Data center construction around metro Atlanta set records in 2026, yet the new capacity is filling almost as quickly as it comes online. Atlanta ended the first quarter with a vacancy rate of about 1 percent, an unusually low figure for commercial real estate, and most facilities under construction are leased before they open.

Georgia has overtaken Northern Virginia as the most active data center market in the country. Metropolitan Atlanta recorded 705.8 megawatts of net absorption in a recent year, nearly 39 times the prior year total, and the regional construction pipeline now exceeds 2,150 megawatts, the largest among primary US markets. The surge has been driven by hyperscale operators expanding artificial intelligence capacity.
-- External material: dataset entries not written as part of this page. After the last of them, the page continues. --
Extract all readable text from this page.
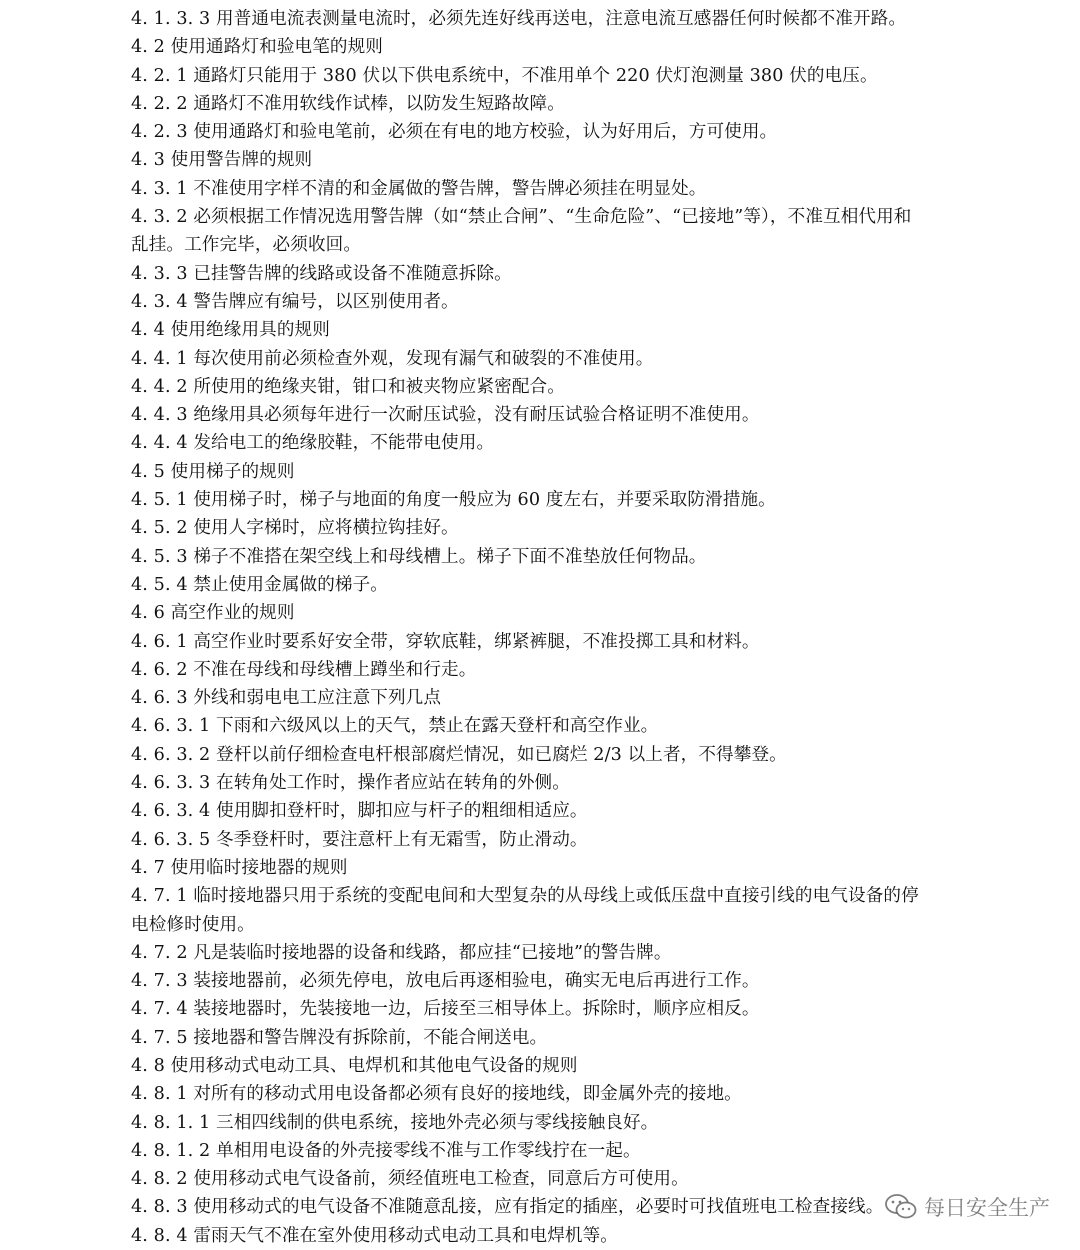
4. 1. 3. 3 用普通电流表测量电流时，必须先连好线再送电，注意电流互感器任何时候都不准开路。
4. 2 使用通路灯和验电笔的规则
4. 2. 1 通路灯只能用于 380 伏以下供电系统中，不准用单个 220 伏灯泡测量 380 伏的电压。
4. 2. 2 通路灯不准用软线作试棒，以防发生短路故障。
4. 2. 3 使用通路灯和验电笔前，必须在有电的地方校验，认为好用后，方可使用。
4. 3 使用警告牌的规则
4. 3. 1 不准使用字样不清的和金属做的警告牌，警告牌必须挂在明显处。
4. 3. 2 必须根据工作情况选用警告牌（如“禁止合闸”、“生命危险”、“已接地”等），不准互相代用和
乱挂。工作完毕，必须收回。
4. 3. 3 已挂警告牌的线路或设备不准随意拆除。
4. 3. 4 警告牌应有编号，以区别使用者。
4. 4 使用绝缘用具的规则
4. 4. 1 每次使用前必须检查外观，发现有漏气和破裂的不准使用。
4. 4. 2 所使用的绝缘夹钳，钳口和被夹物应紧密配合。
4. 4. 3 绝缘用具必须每年进行一次耐压试验，没有耐压试验合格证明不准使用。
4. 4. 4 发给电工的绝缘胶鞋，不能带电使用。
4. 5 使用梯子的规则
4. 5. 1 使用梯子时，梯子与地面的角度一般应为 60 度左右，并要采取防滑措施。
4. 5. 2 使用人字梯时，应将横拉钩挂好。
4. 5. 3 梯子不准搭在架空线上和母线槽上。梯子下面不准垫放任何物品。
4. 5. 4 禁止使用金属做的梯子。
4. 6 高空作业的规则
4. 6. 1 高空作业时要系好安全带，穿软底鞋，绑紧裤腿，不准投掷工具和材料。
4. 6. 2 不准在母线和母线槽上蹲坐和行走。
4. 6. 3 外线和弱电电工应注意下列几点
4. 6. 3. 1 下雨和六级风以上的天气，禁止在露天登杆和高空作业。
4. 6. 3. 2 登杆以前仔细检查电杆根部腐烂情况，如已腐烂 2/3 以上者，不得攀登。
4. 6. 3. 3 在转角处工作时，操作者应站在转角的外侧。
4. 6. 3. 4 使用脚扣登杆时，脚扣应与杆子的粗细相适应。
4. 6. 3. 5 冬季登杆时，要注意杆上有无霜雪，防止滑动。
4. 7 使用临时接地器的规则
4. 7. 1 临时接地器只用于系统的变配电间和大型复杂的从母线上或低压盘中直接引线的电气设备的停
电检修时使用。
4. 7. 2 凡是装临时接地器的设备和线路，都应挂“已接地”的警告牌。
4. 7. 3 装接地器前，必须先停电，放电后再逐相验电，确实无电后再进行工作。
4. 7. 4 装接地器时，先装接地一边，后接至三相导体上。拆除时，顺序应相反。
4. 7. 5 接地器和警告牌没有拆除前，不能合闸送电。
4. 8 使用移动式电动工具、电焊机和其他电气设备的规则
4. 8. 1 对所有的移动式用电设备都必须有良好的接地线，即金属外壳的接地。
4. 8. 1. 1 三相四线制的供电系统，接地外壳必须与零线接触良好。
4. 8. 1. 2 单相用电设备的外壳接零线不准与工作零线拧在一起。
4. 8. 2 使用移动式电气设备前，须经值班电工检查，同意后方可使用。
4. 8. 3 使用移动式的电气设备不准随意乱接，应有指定的插座，必要时可找值班电工检查接线。
4. 8. 4 雷雨天气不准在室外使用移动式电动工具和电焊机等。
每日安全生产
Activity is spread across the metro counties. Microsoft began construction on a data center campus in Douglasville in Douglas County, with early phases due in 2026. QTS is building a second facility on a 615 acre campus in Fayetteville in Fayette County, roughly 30 miles southwest of downtown, and its first building opened and leased to Microsoft. T5 is advancing its Atlanta IV project, with utility service expected in 2026 and a first phase delivery in 2027.

The scale of investment continues to grow. Google unveiled itself as the operator behind an 8 billion dollar campus known as Project Pegasus, its largest investment in Georgia. The pace has also drawn legislative scrutiny and concern from some residents over land and resources, as state lawmakers weigh how to manage the boom.